Economy

NHS landlord Assura agrees £1.6bn takeover by investment consortium

GP surgeries owner Assura has accepted a £1.6billion takeover offer from investment irms Kohlberg Kravis Roberts (KKR) and Stonepeak Partners.

The NHS landlord, which owns and manages over 600 properties in the UK, has been the subject of a bidding war.

The latest proposal values each Assura share at 49.4 pence, a 32 per cent premium to the company’s closing share price on the last business day prior to the offer period starting.

Assura’s investors will receive a 0.84p per share dividend and 48.56p in cash for every share they hold.

Bosses at the Altrincham-based firm said they would be ‘minded to recommend’ the KKR and Stonepeak deal to shareholders should they make a concrete bid on the same financial terms.

Assura has also turned down a lower offer of £1.5billion from real estate investment trust Primary Health Properties (PHP).

Healthy proposal: GP surgeries owner Assura has accepted a £1.6billion takeover offer from Kohlberg Kravis Roberts (KKR) and Stonepeak Partners

Ed Smith, chairman of Assura, said: ‘The cash offer from KKR and Stonepeak allows Assura shareholders to realise their investment at an attractive price.

‘With the benefit of the additional capital that KKR and Stonepeak can provide, Assura will be able to continue to support the NHS and other healthcare providers in delivering improved health outcomes.’

KKR and Stonepeak note that Assura’s portfolio aligns with the UK Government’s plans to transfer more care into primary and community settings.

It also thinks the group’s current public listing and capital structure limit its ability to grow and that private ownership would ‘accelerate the delivery’ of new healthcare buildings.

Tara Davies, co-head of European infrastructure at KKR, said: ‘Assura is a market leader in healthcare infrastructure, and we share the company’s objective of building best-in-class facilities to support the delivery of national healthcare objectives. 

‘Delivering this effectively requires significant investment in Assura’s platform, a long-term perspective and the ability to fund Assura’s growth through long-term and flexible capital.’

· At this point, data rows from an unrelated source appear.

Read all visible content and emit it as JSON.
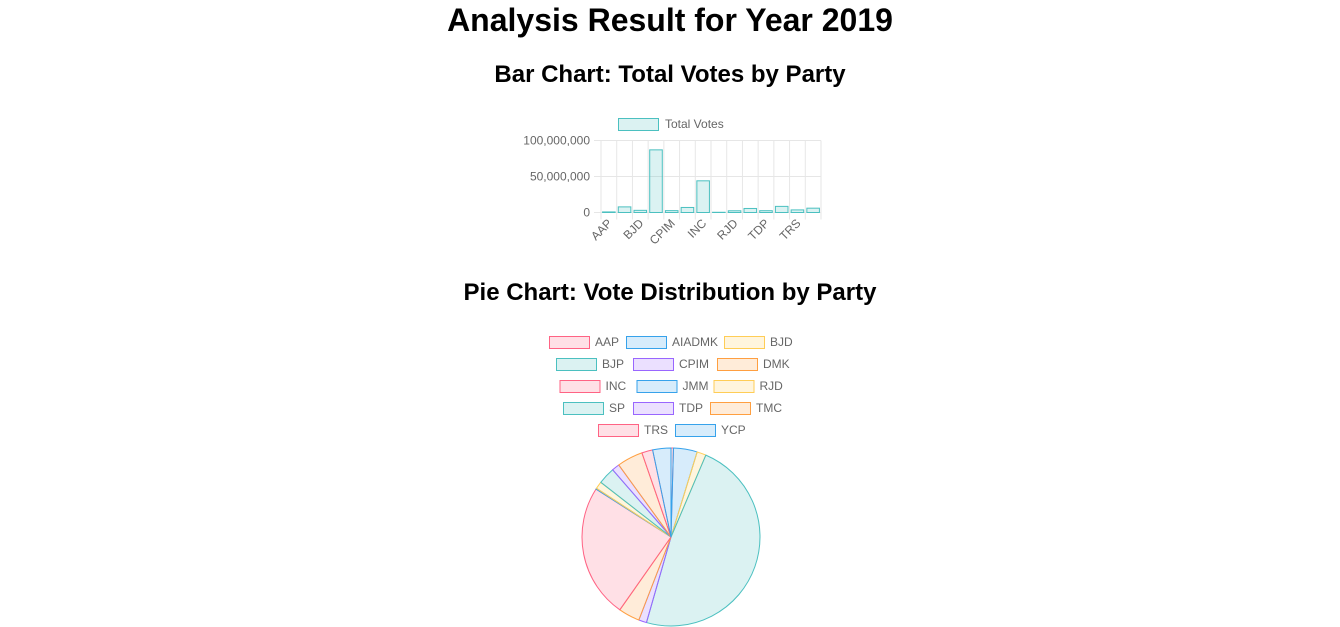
{
  "page": {
    "title": "Analysis Result for Year 2019",
    "bar_title": "Bar Chart: Total Votes by Party",
    "pie_title": "Pie Chart: Vote Distribution by Party"
  },
  "colors": {
    "pink": "#ff6384",
    "blue": "#36a2eb",
    "yellow": "#ffcd56",
    "teal": "#4bc0c0",
    "purple": "#9966ff",
    "orange": "#ff9f40",
    "grid": "#e6e6e6",
    "text": "#666666"
  },
  "chart_data": [
    {
      "type": "bar",
      "title": "Bar Chart: Total Votes by Party",
      "categories": [
        "AAP",
        "AIADMK",
        "BJD",
        "BJP",
        "CPIM",
        "DMK",
        "INC",
        "JMM",
        "RJD",
        "SP",
        "TDP",
        "TMC",
        "TRS",
        "YCP"
      ],
      "category_tick_labels": [
        "AAP",
        "BJD",
        "CPIM",
        "INC",
        "RJD",
        "TDP",
        "TRS"
      ],
      "series": [
        {
          "name": "Total Votes",
          "color": "#4bc0c0",
          "values": [
            800000,
            7800000,
            3000000,
            87000000,
            2600000,
            7000000,
            44000000,
            300000,
            2400000,
            5600000,
            2500000,
            8500000,
            3600000,
            6000000
          ]
        }
      ],
      "ylim": [
        0,
        100000000
      ],
      "yticks": [
        0,
        50000000,
        100000000
      ],
      "ytick_labels": [
        "0",
        "50,000,000",
        "100,000,000"
      ],
      "grid": true,
      "legend": "top"
    },
    {
      "type": "pie",
      "title": "Pie Chart: Vote Distribution by Party",
      "labels": [
        "AAP",
        "AIADMK",
        "BJD",
        "BJP",
        "CPIM",
        "DMK",
        "INC",
        "JMM",
        "RJD",
        "SP",
        "TDP",
        "TMC",
        "TRS",
        "YCP"
      ],
      "values": [
        800000,
        7800000,
        3000000,
        87000000,
        2600000,
        7000000,
        44000000,
        300000,
        2400000,
        5600000,
        2500000,
        8500000,
        3600000,
        6000000
      ],
      "colors": [
        "#ff6384",
        "#36a2eb",
        "#ffcd56",
        "#4bc0c0",
        "#9966ff",
        "#ff9f40",
        "#ff6384",
        "#36a2eb",
        "#ffcd56",
        "#4bc0c0",
        "#9966ff",
        "#ff9f40",
        "#ff6384",
        "#36a2eb"
      ],
      "legend": "top"
    }
  ]
}
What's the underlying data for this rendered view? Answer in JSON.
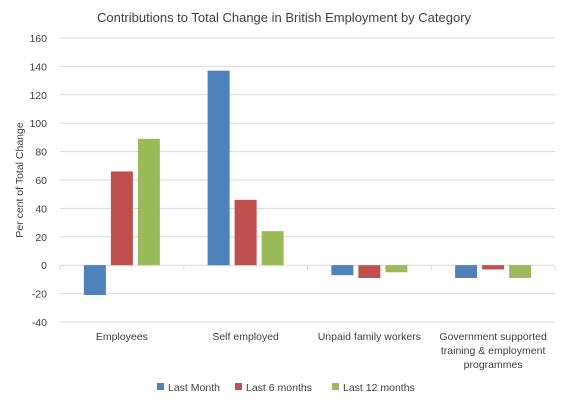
{
  "chart_data": {
    "type": "bar",
    "title": "Contributions  to Total Change  in British  Employment  by Category",
    "xlabel": "",
    "ylabel": "Per cent of Total Change",
    "ylim": [
      -40,
      160
    ],
    "yticks": [
      -40,
      -20,
      0,
      20,
      40,
      60,
      80,
      100,
      120,
      140,
      160
    ],
    "grid": true,
    "legend_position": "bottom",
    "categories": [
      [
        "Employees"
      ],
      [
        "Self employed"
      ],
      [
        "Unpaid family workers"
      ],
      [
        "Government supported",
        "training & employment",
        "programmes"
      ]
    ],
    "series": [
      {
        "name": "Last Month",
        "color": "#4f81bd",
        "values": [
          -21,
          137,
          -7,
          -9
        ]
      },
      {
        "name": "Last 6 months",
        "color": "#c0504d",
        "values": [
          66,
          46,
          -9,
          -3
        ]
      },
      {
        "name": "Last 12 months",
        "color": "#9bbb59",
        "values": [
          89,
          24,
          -5,
          -9
        ]
      }
    ]
  }
}
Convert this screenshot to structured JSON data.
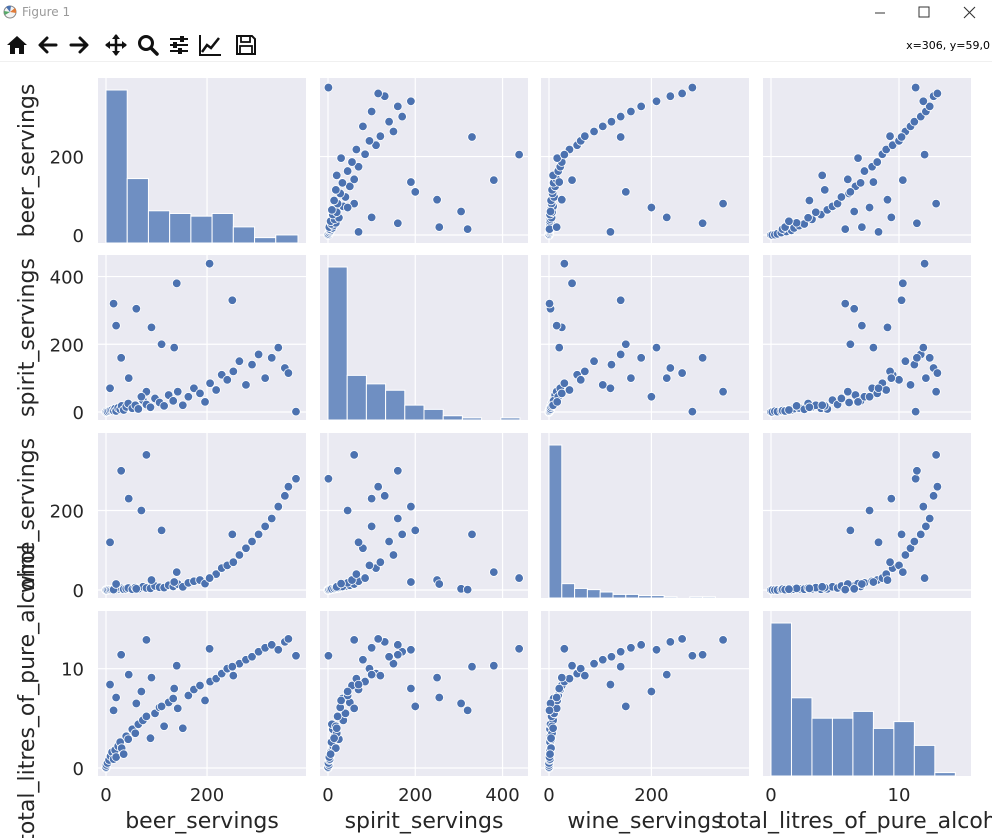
{
  "window": {
    "title": "Figure 1",
    "controls": [
      "minimize",
      "maximize",
      "close"
    ]
  },
  "toolbar": {
    "icons": [
      "home-icon",
      "back-arrow-icon",
      "forward-arrow-icon",
      "pan-icon",
      "zoom-icon",
      "configure-subplots-icon",
      "edit-axis-icon",
      "save-icon"
    ],
    "coords": "x=306, y=59,0"
  },
  "theme": {
    "panel_bg": "#eaeaf2",
    "grid": "#ffffff",
    "marker": "#4c72b0",
    "bar": "#6f8fc2"
  },
  "chart_data": {
    "type": "pairplot",
    "title": "",
    "variables": [
      "beer_servings",
      "spirit_servings",
      "wine_servings",
      "total_litres_of_pure_alcohol"
    ],
    "axis_labels": {
      "x": [
        "beer_servings",
        "spirit_servings",
        "wine_servings",
        "total_litres_of_pure_alcohol"
      ],
      "y": [
        "beer_servings",
        "spirit_servings",
        "wine_servings",
        "total_litres_of_pure_alcohol"
      ]
    },
    "ranges": [
      [
        0,
        380
      ],
      [
        0,
        440
      ],
      [
        0,
        375
      ],
      [
        0,
        15
      ]
    ],
    "ticks": [
      [
        0,
        200
      ],
      [
        0,
        200,
        400
      ],
      [
        0,
        200
      ],
      [
        0,
        10
      ]
    ],
    "diagonal_histograms": [
      {
        "variable": "beer_servings",
        "bin_edges": [
          0,
          42,
          84,
          126,
          168,
          210,
          252,
          294,
          336,
          380
        ],
        "counts": [
          57,
          24,
          12,
          11,
          10,
          11,
          6,
          2,
          3
        ]
      },
      {
        "variable": "spirit_servings",
        "bin_edges": [
          0,
          44,
          88,
          132,
          176,
          220,
          264,
          308,
          352,
          396,
          440
        ],
        "counts": [
          72,
          21,
          17,
          14,
          7,
          5,
          2,
          1,
          0,
          1
        ]
      },
      {
        "variable": "wine_servings",
        "bin_edges": [
          0,
          25,
          50,
          75,
          100,
          125,
          150,
          175,
          200,
          225,
          250,
          275,
          300,
          325,
          350,
          375
        ],
        "counts": [
          128,
          12,
          8,
          7,
          5,
          3,
          3,
          2,
          2,
          1,
          0,
          1,
          1,
          0,
          0
        ]
      },
      {
        "variable": "total_litres_of_pure_alcohol",
        "bin_edges": [
          0,
          1.6,
          3.2,
          4.8,
          6.4,
          8,
          9.6,
          11.2,
          12.8,
          14.4
        ],
        "counts": [
          45,
          23,
          17,
          17,
          19,
          14,
          16,
          9,
          1
        ]
      }
    ],
    "observations": [
      [
        0,
        0,
        0,
        0
      ],
      [
        0,
        0,
        0,
        0.1
      ],
      [
        1,
        2,
        0,
        0.3
      ],
      [
        3,
        1,
        0,
        0.5
      ],
      [
        6,
        3,
        1,
        0.8
      ],
      [
        9,
        5,
        1,
        1.2
      ],
      [
        12,
        6,
        1,
        1.6
      ],
      [
        15,
        4,
        2,
        0.9
      ],
      [
        18,
        10,
        2,
        1.8
      ],
      [
        20,
        3,
        1,
        1.1
      ],
      [
        24,
        12,
        3,
        2.2
      ],
      [
        28,
        8,
        2,
        2.6
      ],
      [
        31,
        18,
        4,
        2.0
      ],
      [
        35,
        6,
        2,
        1.4
      ],
      [
        40,
        15,
        3,
        3.2
      ],
      [
        44,
        25,
        5,
        2.9
      ],
      [
        52,
        11,
        2,
        3.9
      ],
      [
        58,
        20,
        6,
        3.5
      ],
      [
        64,
        9,
        3,
        4.4
      ],
      [
        73,
        35,
        8,
        4.8
      ],
      [
        80,
        22,
        5,
        5.2
      ],
      [
        88,
        14,
        4,
        3.0
      ],
      [
        97,
        40,
        10,
        5.5
      ],
      [
        106,
        28,
        7,
        6.1
      ],
      [
        115,
        18,
        6,
        4.2
      ],
      [
        124,
        50,
        12,
        6.6
      ],
      [
        133,
        33,
        9,
        7.0
      ],
      [
        142,
        60,
        15,
        6.0
      ],
      [
        152,
        20,
        8,
        4.0
      ],
      [
        163,
        45,
        18,
        7.3
      ],
      [
        174,
        70,
        22,
        7.9
      ],
      [
        186,
        55,
        25,
        8.3
      ],
      [
        196,
        30,
        16,
        6.8
      ],
      [
        206,
        85,
        30,
        8.7
      ],
      [
        218,
        65,
        40,
        9.0
      ],
      [
        229,
        110,
        55,
        9.5
      ],
      [
        240,
        95,
        62,
        10.0
      ],
      [
        252,
        120,
        70,
        9.3
      ],
      [
        264,
        150,
        88,
        10.5
      ],
      [
        277,
        80,
        105,
        10.9
      ],
      [
        289,
        140,
        122,
        11.2
      ],
      [
        302,
        170,
        140,
        11.7
      ],
      [
        315,
        100,
        160,
        12.1
      ],
      [
        328,
        160,
        180,
        12.4
      ],
      [
        341,
        190,
        210,
        11.9
      ],
      [
        354,
        130,
        237,
        12.7
      ],
      [
        361,
        115,
        260,
        13.0
      ],
      [
        376,
        1,
        280,
        11.3
      ],
      [
        250,
        330,
        140,
        10.2
      ],
      [
        135,
        190,
        20,
        8.0
      ],
      [
        90,
        250,
        25,
        9.1
      ],
      [
        140,
        380,
        45,
        10.3
      ],
      [
        205,
        438,
        30,
        12.0
      ],
      [
        60,
        305,
        3,
        6.5
      ],
      [
        15,
        320,
        1,
        5.8
      ],
      [
        20,
        255,
        15,
        7.1
      ],
      [
        110,
        200,
        150,
        6.2
      ],
      [
        45,
        100,
        230,
        9.4
      ],
      [
        80,
        60,
        340,
        12.9
      ],
      [
        30,
        160,
        300,
        11.4
      ],
      [
        8,
        70,
        120,
        8.4
      ],
      [
        70,
        45,
        200,
        7.7
      ]
    ]
  }
}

Assura shares were the FTSE 250 Index’s top performer by late Wednesday morning after rising 5.1 per cent to 47.5p.

The prospective Assura takeover comes amidst a frenzy of acquisitions involving foreign predators snapping up London-listed businesses at discounted valuations.

Among the firms to fall into overseas hands in recent years include supermarket chain Morrisons, cybersecurity giant Darktrace, and packaging group DS Smith.

KKR has bought infrastructure investors John Laing and Smart Metering Systems, as well as satellite software company IQGeo Group.